This morning the State Supreme Court released their ruling in the NEWS lawsuit. In a lower court ruling last year the judge ruled that the state was not meeting its constitutional requirement to fully fund education. The state immediately appealed and this morning was informed that they lost and must fulfill their requirement for fully finding public education. Below are excerpts from the ruling posted on the League of Education Voters blog.
“If the State’s funding formulas provide only a portion of what it actually costs a school to pay its teachers, get kids to school, and keep the lights on, then the legislature cannot maintain that it is fully funding basic education through its funding formulas. Even assuming the funding formulas represented the actual costs of the basic education program when the legislature adopted them in the 1970s, the same is simply not true today.” (Decision, page 60)
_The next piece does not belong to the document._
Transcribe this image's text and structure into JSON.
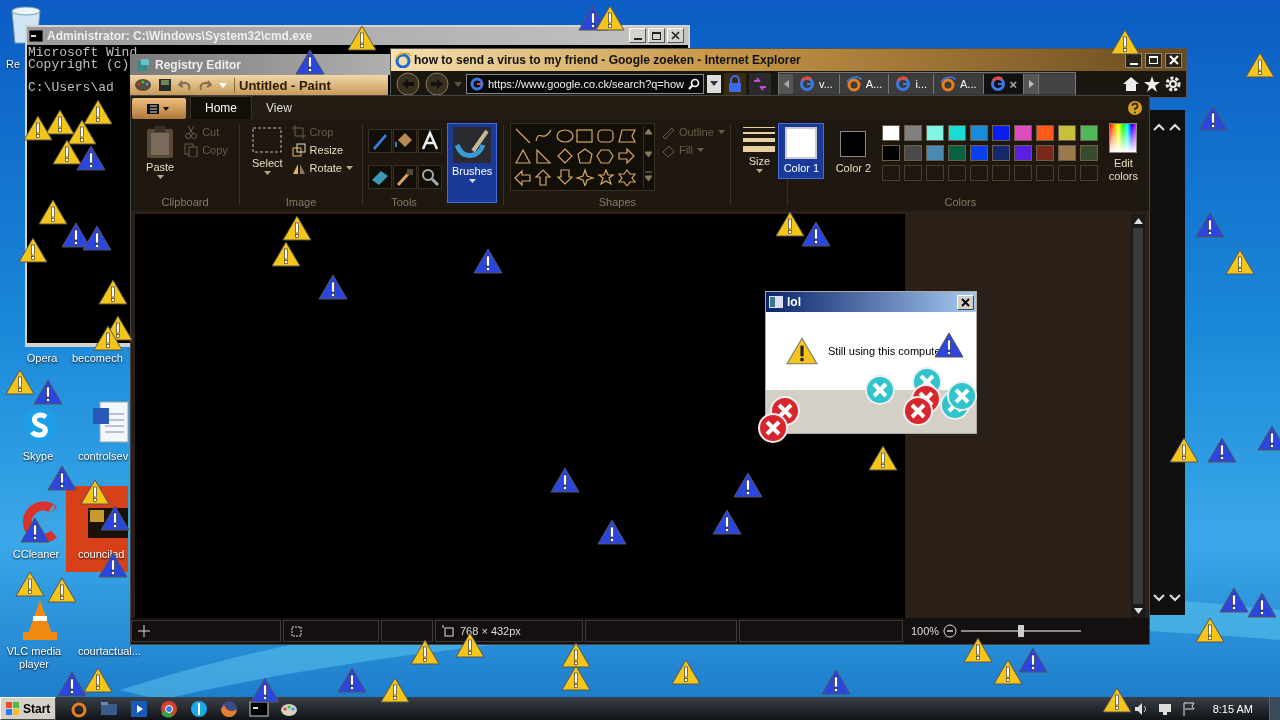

“In sum, the legislature devised a basic education program to provide the constitutionally required “education” under article IX, section 1. The program defined the resources and offerings the legislature believed were necessary to give all students an opportunity to meet state standards. Yet substantial evidence shows that state allocations have consistently fallen short of the actual cost of implementing the basic education program. By the legislature’s own terms, it has not met its duty to make ample provision for “basic education.” (Decision, page 66)
Though this is a clear win for those of us involved with the NEWS lawsuit and for supporters of public education, the ruling did not force the legislature to take specific, immediate action to correct the situation. They instead chose to maintain jurisdiction over the case and monitor the legislature’s progress to fully implement its reform package by 2018 as shown in this Seattle Times post.
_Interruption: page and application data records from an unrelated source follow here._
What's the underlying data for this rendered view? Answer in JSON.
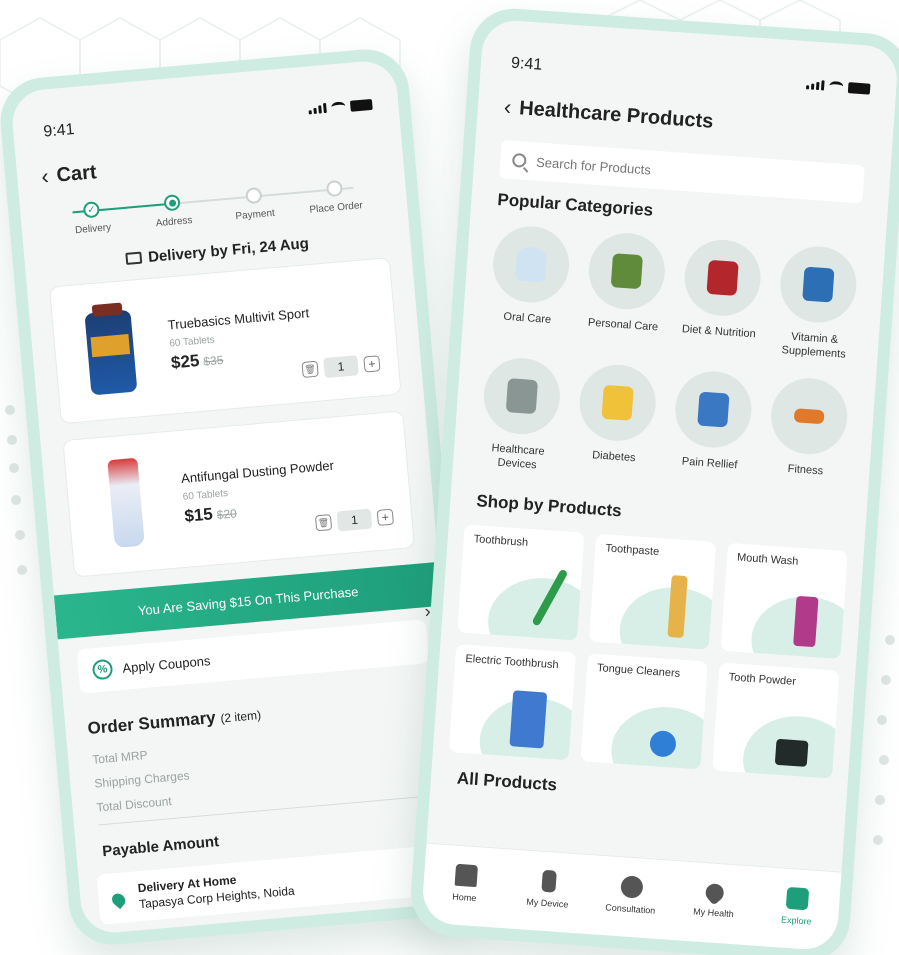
{
  "status": {
    "time": "9:41"
  },
  "cart": {
    "title": "Cart",
    "steps": [
      "Delivery",
      "Address",
      "Payment",
      "Place Order"
    ],
    "delivery_by": "Delivery by Fri, 24 Aug",
    "items": [
      {
        "name": "Truebasics Multivit Sport",
        "sub": "60 Tablets",
        "price": "$25",
        "mrp": "$35",
        "qty": "1"
      },
      {
        "name": "Antifungal Dusting Powder",
        "sub": "60 Tablets",
        "price": "$15",
        "mrp": "$20",
        "qty": "1"
      }
    ],
    "saving_banner": "You Are Saving $15 On This Purchase",
    "apply_coupons": "Apply Coupons",
    "summary_title": "Order Summary",
    "summary_count": "(2 item)",
    "summary_lines": [
      "Total MRP",
      "Shipping Charges",
      "Total Discount"
    ],
    "payable": "Payable Amount",
    "address_title": "Delivery At Home",
    "address_line": "Tapasya Corp Heights, Noida"
  },
  "healthcare": {
    "title": "Healthcare Products",
    "search_placeholder": "Search for Products",
    "popular_title": "Popular Categories",
    "categories": [
      {
        "label": "Oral Care",
        "icon": "tooth-icon",
        "color": "#cfe3f2"
      },
      {
        "label": "Personal Care",
        "icon": "bottles-icon",
        "color": "#5f8b3a"
      },
      {
        "label": "Diet & Nutrition",
        "icon": "protein-jar-icon",
        "color": "#b3262c"
      },
      {
        "label": "Vitamin & Supplements",
        "icon": "supplement-tin-icon",
        "color": "#2c6fb5"
      },
      {
        "label": "Healthcare Devices",
        "icon": "device-icon",
        "color": "#8a9694"
      },
      {
        "label": "Diabetes",
        "icon": "glucose-bottle-icon",
        "color": "#f0c23a"
      },
      {
        "label": "Pain Rellief",
        "icon": "relief-box-icon",
        "color": "#3b78c4"
      },
      {
        "label": "Fitness",
        "icon": "dumbbell-icon",
        "color": "#e07a2a"
      }
    ],
    "shop_title": "Shop by Products",
    "products": [
      {
        "label": "Toothbrush",
        "color": "#2e9b4a"
      },
      {
        "label": "Toothpaste",
        "color": "#e6b24a"
      },
      {
        "label": "Mouth Wash",
        "color": "#b23a8a"
      },
      {
        "label": "Electric Toothbrush",
        "color": "#3f7ad0"
      },
      {
        "label": "Tongue Cleaners",
        "color": "#2f7fd6"
      },
      {
        "label": "Tooth Powder",
        "color": "#222a2a"
      }
    ],
    "all_title": "All Products",
    "tabs": [
      {
        "label": "Home",
        "icon": "home-icon"
      },
      {
        "label": "My Device",
        "icon": "device-icon"
      },
      {
        "label": "Consultation",
        "icon": "doctor-icon"
      },
      {
        "label": "My Health",
        "icon": "heart-icon"
      },
      {
        "label": "Explore",
        "icon": "cart-icon"
      }
    ]
  },
  "colors": {
    "accent": "#1e9e7a",
    "phone_frame": "#cfece3"
  }
}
Instead, the court deferred to legislation already on the books that gives the state until 2018 to provide enough funding to meet its own definition of "basic education."
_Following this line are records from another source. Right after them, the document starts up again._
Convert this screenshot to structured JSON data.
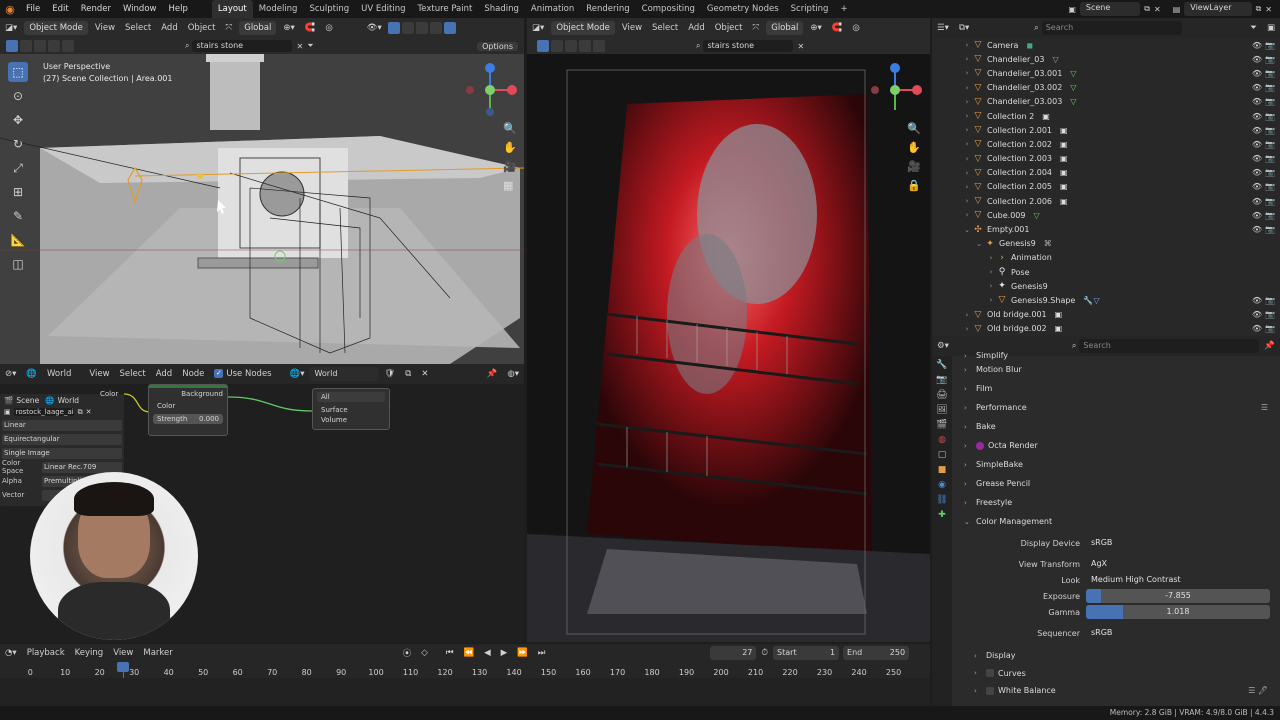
{
  "topbar": {
    "menus": [
      "File",
      "Edit",
      "Render",
      "Window",
      "Help"
    ],
    "workspaces": [
      "Layout",
      "Modeling",
      "Sculpting",
      "UV Editing",
      "Texture Paint",
      "Shading",
      "Animation",
      "Rendering",
      "Compositing",
      "Geometry Nodes",
      "Scripting"
    ],
    "active_workspace": "Layout",
    "add_tab": "+",
    "scene": "Scene",
    "view_layer": "ViewLayer"
  },
  "viewport_left": {
    "mode": "Object Mode",
    "menus": [
      "View",
      "Select",
      "Add",
      "Object"
    ],
    "orientation": "Global",
    "search_value": "stairs stone",
    "options_label": "Options",
    "perspective_label": "User Perspective",
    "collection_label": "(27) Scene Collection | Area.001"
  },
  "viewport_right": {
    "mode": "Object Mode",
    "menus": [
      "View",
      "Select",
      "Add",
      "Object"
    ],
    "orientation": "Global",
    "search_value": "stairs stone"
  },
  "node_editor": {
    "type_label": "World",
    "menus": [
      "View",
      "Select",
      "Add",
      "Node"
    ],
    "use_nodes_label": "Use Nodes",
    "world_name": "World",
    "breadcrumb_scene": "Scene",
    "breadcrumb_world": "World",
    "image_name": "rostock_laage_ai...",
    "image_props": [
      {
        "label": "",
        "value": "Linear"
      },
      {
        "label": "",
        "value": "Equirectangular"
      },
      {
        "label": "",
        "value": "Single Image"
      },
      {
        "label": "Color Space",
        "value": "Linear Rec.709"
      },
      {
        "label": "Alpha",
        "value": "Premultiplied"
      },
      {
        "label": "Vector",
        "value": ""
      }
    ],
    "env_node_output": "Color",
    "bg_node": {
      "title": "Background",
      "input_color": "Color",
      "strength_label": "Strength",
      "strength_value": "0.000"
    },
    "out_node": {
      "target": "All",
      "surface": "Surface",
      "volume": "Volume"
    }
  },
  "outliner": {
    "search_placeholder": "Search",
    "items": [
      {
        "label": "Camera",
        "indent": 0,
        "icon": "camera-icon",
        "extra": "camera"
      },
      {
        "label": "Chandelier_03",
        "indent": 0,
        "icon": "object-icon",
        "extra": "mesh"
      },
      {
        "label": "Chandelier_03.001",
        "indent": 0,
        "icon": "object-icon",
        "extra": "mesh"
      },
      {
        "label": "Chandelier_03.002",
        "indent": 0,
        "icon": "object-icon",
        "extra": "mesh"
      },
      {
        "label": "Chandelier_03.003",
        "indent": 0,
        "icon": "object-icon",
        "extra": "mesh"
      },
      {
        "label": "Collection 2",
        "indent": 0,
        "icon": "object-icon",
        "extra": "collection"
      },
      {
        "label": "Collection 2.001",
        "indent": 0,
        "icon": "object-icon",
        "extra": "collection"
      },
      {
        "label": "Collection 2.002",
        "indent": 0,
        "icon": "object-icon",
        "extra": "collection"
      },
      {
        "label": "Collection 2.003",
        "indent": 0,
        "icon": "object-icon",
        "extra": "collection"
      },
      {
        "label": "Collection 2.004",
        "indent": 0,
        "icon": "object-icon",
        "extra": "collection"
      },
      {
        "label": "Collection 2.005",
        "indent": 0,
        "icon": "object-icon",
        "extra": "collection"
      },
      {
        "label": "Collection 2.006",
        "indent": 0,
        "icon": "object-icon",
        "extra": "collection"
      },
      {
        "label": "Cube.009",
        "indent": 0,
        "icon": "object-icon",
        "extra": "mesh"
      },
      {
        "label": "Empty.001",
        "indent": 0,
        "icon": "empty-icon",
        "extra": ""
      },
      {
        "label": "Genesis9",
        "indent": 1,
        "icon": "armature-icon",
        "extra": "link"
      },
      {
        "label": "Animation",
        "indent": 2,
        "icon": "action-icon",
        "extra": ""
      },
      {
        "label": "Pose",
        "indent": 2,
        "icon": "pose-icon",
        "extra": ""
      },
      {
        "label": "Genesis9",
        "indent": 2,
        "icon": "armature-data-icon",
        "extra": ""
      },
      {
        "label": "Genesis9.Shape",
        "indent": 2,
        "icon": "mesh-icon",
        "extra": "modifiers"
      },
      {
        "label": "Old bridge.001",
        "indent": 0,
        "icon": "object-icon",
        "extra": "collection"
      },
      {
        "label": "Old bridge.002",
        "indent": 0,
        "icon": "object-icon",
        "extra": "collection"
      }
    ]
  },
  "properties": {
    "search_placeholder": "Search",
    "panels": [
      "Simplify",
      "Motion Blur",
      "Film",
      "Performance",
      "Bake",
      "Octa Render",
      "SimpleBake",
      "Grease Pencil",
      "Freestyle",
      "Color Management"
    ],
    "color_management": {
      "display_device_label": "Display Device",
      "display_device": "sRGB",
      "view_transform_label": "View Transform",
      "view_transform": "AgX",
      "look_label": "Look",
      "look": "Medium High Contrast",
      "exposure_label": "Exposure",
      "exposure": "-7.855",
      "exposure_fill": 0.08,
      "gamma_label": "Gamma",
      "gamma": "1.018",
      "gamma_fill": 0.2,
      "sequencer_label": "Sequencer",
      "sequencer": "sRGB"
    },
    "sub_panels": [
      "Display",
      "Curves",
      "White Balance"
    ]
  },
  "timeline": {
    "menus": [
      "Playback",
      "Keying",
      "View",
      "Marker"
    ],
    "current_frame": "27",
    "start_label": "Start",
    "start": "1",
    "end_label": "End",
    "end": "250",
    "ticks": [
      "0",
      "10",
      "20",
      "30",
      "40",
      "50",
      "60",
      "70",
      "80",
      "90",
      "100",
      "110",
      "120",
      "130",
      "140",
      "150",
      "160",
      "170",
      "180",
      "190",
      "200",
      "210",
      "220",
      "230",
      "240",
      "250"
    ],
    "playhead": 27
  },
  "statusbar": {
    "text": "Memory: 2.8 GiB | VRAM: 4.9/8.0 GiB | 4.4.3"
  }
}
"The judiciary will retain jurisdiction over the case to help ensure progress in the State's plan to fully implement education reforms by 2018," according to a near unanimous ruling. "This court intends to remain vigilant in fulfilling the State's constitutional responsibility."
Though this ruling, I would think, makes it more difficult for legislators to again cut funding in the session that will resume next week that may not be the case as seen from this comment in the Times post.
But state Rep. Reuven Carlyle said that while the ruling will influence the Legislature's work, it will not take education cuts completely off the table.
"It is a powerful signal," said Carlyle, who represents Seattle. "At the same time, from a purely fiduciary point of view, we have a $32 billion budget and we simply have no choice but to look structurally at categories including health care, human services, nursing homes, parks as well as schools and universities."
One fear that I have as the legislature prepares to convene is that this ruling will give legislators leverage to make deeper cuts in other areas and simply say the courts have tied our hands. I don’t want this to make their very difficult job of balancing the budget easier by making dramatic cuts in other services. It should instead make the need to examine a balance between more cuts and increasing revenue more urgent. Starting next week we will learn what impact this ruling will have on the process and decisions that must be made. I hope that the parties and two houses can collaborate on decisions that do not result in other agencies and social service providers pointing fingers at us or at each other.